Wife: Ok, we need to ration properly-
[Both kids walk in with crumbs on their faces]: Anything left to eat?
I told my daughter to check her attitude and she looks at me and said “For complaints about attitude please contact the manufacturer.”
Well played, well played!
*text alert*
me: i hope that’s my crush
pharmacy: thanks for picking up your antipsychotics today
Me: *pets dog*
Dog: Ruff
Me: *pets dog*
Dog: Ruff
Me: *pets dog*
Dog: Dude, I said your hands are ruff; can’t you moisturize?
Sometimes when I’m looking up restaurant reviews and comparing menus I think to myself… “that light was green right?”
ME: sometimes i just repeat your name instead of laughing
HANNAH: that is the stupidest thing I’ve ever heard
ME: hannahannahannahannaha
If your new boyfriend carved your initials into a tree on your first date, let the fact he brought a knife be a sign of things to come.
Me: hey babe I got you something!
Wife: [from other room] it better not be that $400 LEGO Harry Potter Hogwarts Castle I told you not to buy.
Me: [clicking in the last brick to the $399 LEGO Harry Potter Hogwarts Castle] no it’s something different.
FRIEND: Don’t come on strong.
{Later}
DATE: Want to try some of my soup?
ME: The spoon is too heavy.
Googles “what happens if you accidentally eat raw cookie dough”
[5 minutes later]
“twice”
When my husband goes outside to investigate a strange noise, how long do I have to wait before un-pausing the show we were watching?
“Know what, son? We should do all of our miracles before cameras exist.” – God
[I open my lunchbox to find flask of whisky]
But that means….
[Cut to my 4 y/o opening her lunchbox to find a flask of whisky]
Don’t interrupt me while I’m embarrassing myself
PSA: Calories don’t count today because February 29 doesn’t really exist.
*calls ex wife three weeks after the divorce* what kind of yogurt do I like?
I was in line at the bank when a man got pulled from the queue and escorted out by security, just for having sleeve tattoos depicting flames.
Apparently they don’t allow fire arms in the building.

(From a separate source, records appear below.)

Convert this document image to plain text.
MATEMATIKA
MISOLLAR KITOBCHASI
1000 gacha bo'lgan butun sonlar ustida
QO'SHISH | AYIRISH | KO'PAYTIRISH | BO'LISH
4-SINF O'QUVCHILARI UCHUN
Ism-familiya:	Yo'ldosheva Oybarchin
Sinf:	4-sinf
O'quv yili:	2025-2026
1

Buffalo Wild Wings: Did you order ahead?
Me: No it was just wings.
From the speed at which it’s spread I’m wondering if wordle is a symptom of omicron.
*Mary Poppins voice*
Ok, children! Time to go!
[15 min later]
*Batman voice*
I said let’s go.
With just a few days until Christmas Amazon trucks should be treated like emergency vehicles. If you see them coming with their sirens on you best pull over and let them pass. People are getting worried about their packages, ya’ll.
What do you mean, “I need space,” are you okay oh my god do you need me to come over and bring space
Oh, so you’re a human?
name three pictures with traffic lights in them
My 4yo is asserting dominance by calling me by my full name. I don’t like where this is going
Neighbor: My daughter is in Pre-K.
Me: So she’s in J?
Parents *before their kids performance*: Here, snort these four lines of organic sugar
Boss [coming into my cubicle]: Hey can you-
Me:
Boss: Um.
Me [in bathrobe and slippers, smoking a cigar while playing guitar]: I really thought I’d be the only one here.